Questionada pela reportagem, a CBF não quis se pronunciar sobre o evento neste momento. A entidade também cancelou a entrevista coletiva de jogadores da seleção brasileira em Teresópolis, prevista para o início da tarde desta segunda.
Procurada, a Secretaria Especial de Imprensa da Presidência não se manifestou sobre as negociações para que o país sedie a Copa América e orientou que o Ministério da Cidadania fosse procurado para prestar esclarecimentos. Até o momento, não houve retorno.
A mudança na sede não foi o primeiro obstáculo para esta edição do torneio. Inicialmente, a competição estava prevista para acontecer tanto na Argentina quanto na Colômbia.
As coisas começaram a degringolar no último dia 20 de maio, quando a entidade anunciou a retirada da Colômbia como sede.
A seleção brasileira, inclusive, faria sua estreia na Copa América contra a Venezuela, em solo colombiano, no dia 14.
A Conmebol, no último dia 20, chegou à conclusão de que o país, agitado por protestos sociais, não reunia condições de receber as partidas do torneio.
A decisão foi anunciada um dia depois de uma grande manifestação contrária à Copa América, em Bogotá. "Se não há paz, não há futebol", dizia a frase exibida em cartazes e também pichada nas paredes do estádio El Campín, um dos campos que receberia jogos do torneio.
A Colômbia vive um ambiente de acentuada tensão social, com protestos contra uma reforma tributária proposta pelo governo.
A repressão policial teve momentos pesados, e os conflitos resultaram em dezenas de mortos.
A Copa América de 2021 é apenas o último problema enfrentado pela Conmebol na organização de seus torneios mais importantes nos últimos quatro anos.

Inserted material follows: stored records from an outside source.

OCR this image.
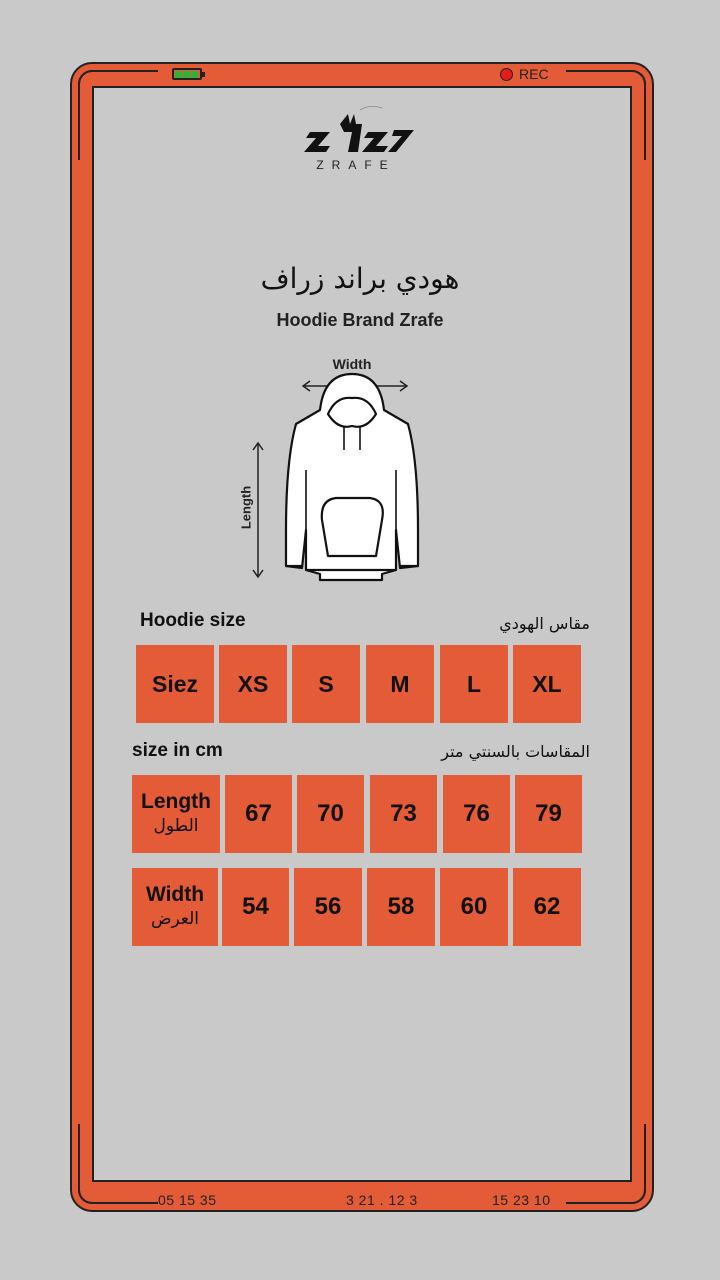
REC
05 15 35	3 21 . 12 3	15 23 10
ZRAFE
هودي براند زراف
Hoodie Brand Zrafe
Width
Length
Hoodie size	مقاس الهودي
Siez	XS	S	M	L	XL
size in cm	المقاسات بالسنتي متر
Length
الطول	67	70	73	76	79
Width
العرض	54	56	58	60	62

Em 2017, a final da Copa Sul-Americana teve invasão ao Maracanã por torcedores flamenguistas, que também protagonizaram episódios de violência. A partida foi usada como uma das justificativas da entidade para passar a realizar decisões em jogos únicos.
No ano seguinte, a partida do título da Libertadores teve de ser levada para Madri após ônibus que levava a delegação do Boca Juniors ser apedrejado por torcedores do River Plate nas cercanias do estádio Monumental de Nuñez. Foi a primeira vez que o troféu de clubes mais importante do continente acabou decidido fora da América do Sul. Isso apenas foi possível porque a Qatar Airways, patrocinadora da confederação, pagou todos os custos.
Lionel Messi acusou a Conmebol de corrupção durante a Copa América de 2019 e insinuou haver um acordo para o Brasil ser campeão.
Ao final da mesma temporada, protestos populares fizeram com que a a final da Libertadores fosse levada de Santiago para Lima. A capital peruana havia sido vetada meses antes para receber a decisão da Sul-Americana por, teoricamente, não oferecer a estrutura necessária.